Jeudi 17 juillet
Vieilles Charrues 2008
Premier soir des vieilles charrues 2008, le festival commence sur les chapeaux de roues avec le phénomène franco-français
BB Brunes, le rouleau compresseur qui sent la naphtaline
Motorhead et le très chic pour chiquer son merguez frite en le regardant,
Ben Harper.
Pour clôturer cette soirée, les
Babyshambles sont attendus mais seront-ils là ?
Sorte d’arlésienne du rock’n’roll, voir les
Babyshambles sur scène est devenu un must branché et incroyable tellement leurs annulations sont devenues quasi-systématiques.
En six mois, le groupe, et plus particulièrement
Pete Doherty, est devenu une sorte de best of des excuses les plus bidons pour expliquer son absence. Petit tour sur le carnet de correspondance de Petou, il y est écrit : Monsieur, Pete et ses petits copains ne seront pas là aux printemps de Bourges car suite au non respect de sa conditionnelle, mon fils a été mit en prison où ses anciens vendeurs de marie-jeanne veulent lui voler ses billes. Ou encore : Pete était absent hier au Grand Rex car son tchou-tchou est resté coincé sous la manche. Ou peut être la pire : Pete a perdu son chat Ponpon auquel il tenait tellement, la pauvre bête est morte d’une overdose de cocaïne. Et la plus récente et plus récurrente : Pete et ses amis ne pourront pas venir dans les plus grands festivals européens (sauf en France) parce que son méchant tour manager considère que le groupe n’est pas assez bon et pas assez préparé pour des grands rendez-vous comme celui-ci. Veuillez accepter, monsieur, mes plus sincères excuses. Signé assidûment par la maman de Pete.

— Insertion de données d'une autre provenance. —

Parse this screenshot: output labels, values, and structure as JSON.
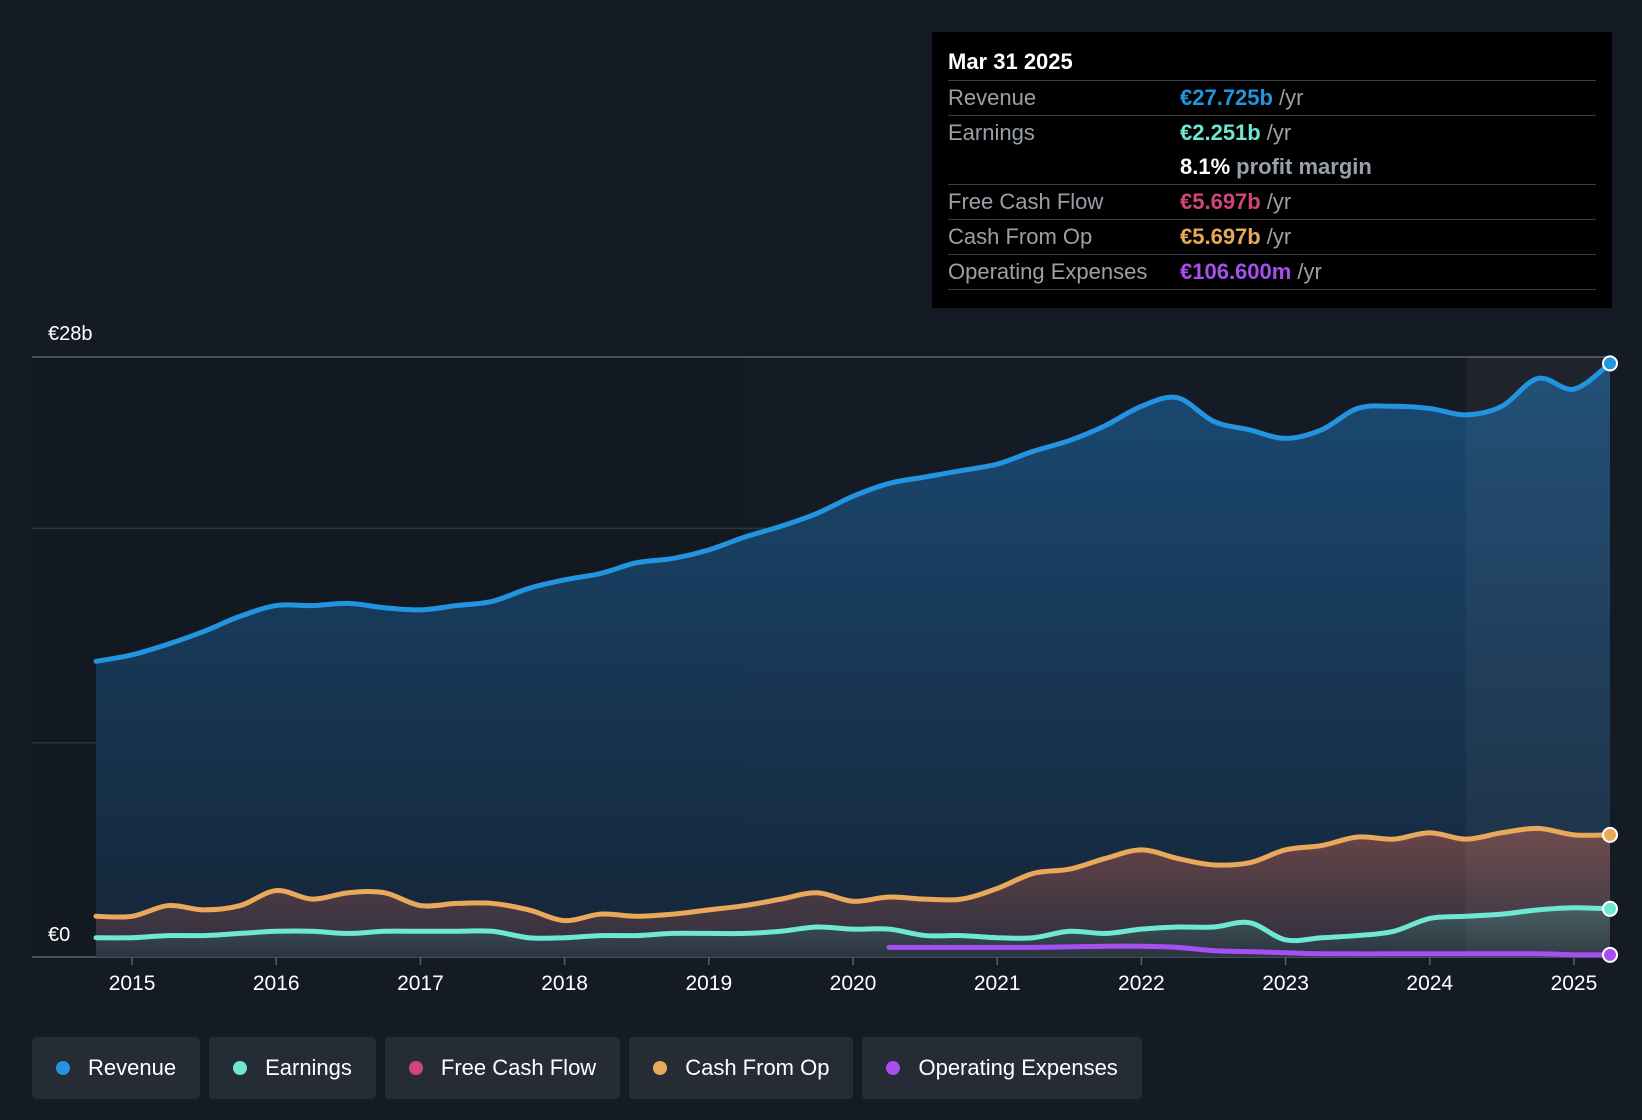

A la fin de Ben Harper, tout le monde se demande si ils seront là . Aucun message indiquant le contraire, le changement de plateau se fait normalement et déjà le groupe commence avec vingt minutes de retard pour faire la balance. Ils arrivent sur scène avec la nonchalance d’une bande d’ados attardée pintée à la bière bretonne et balance dans le micro un : «
Good morning Britain ! ». Ok, le ton est donné.
Le public restant, en majorité le même que BB Brunes, est euphorique voir en surexcitation totale devant l’idole, l’icône intergénérationnelle de jeunes à franges et converses.
Ca slip dans le slim, ça slim dans le slam et ça slam à donf. Pete et ses babychantmé font ce qu’on attend d’eux, c'est-à -dire n’importe quoi.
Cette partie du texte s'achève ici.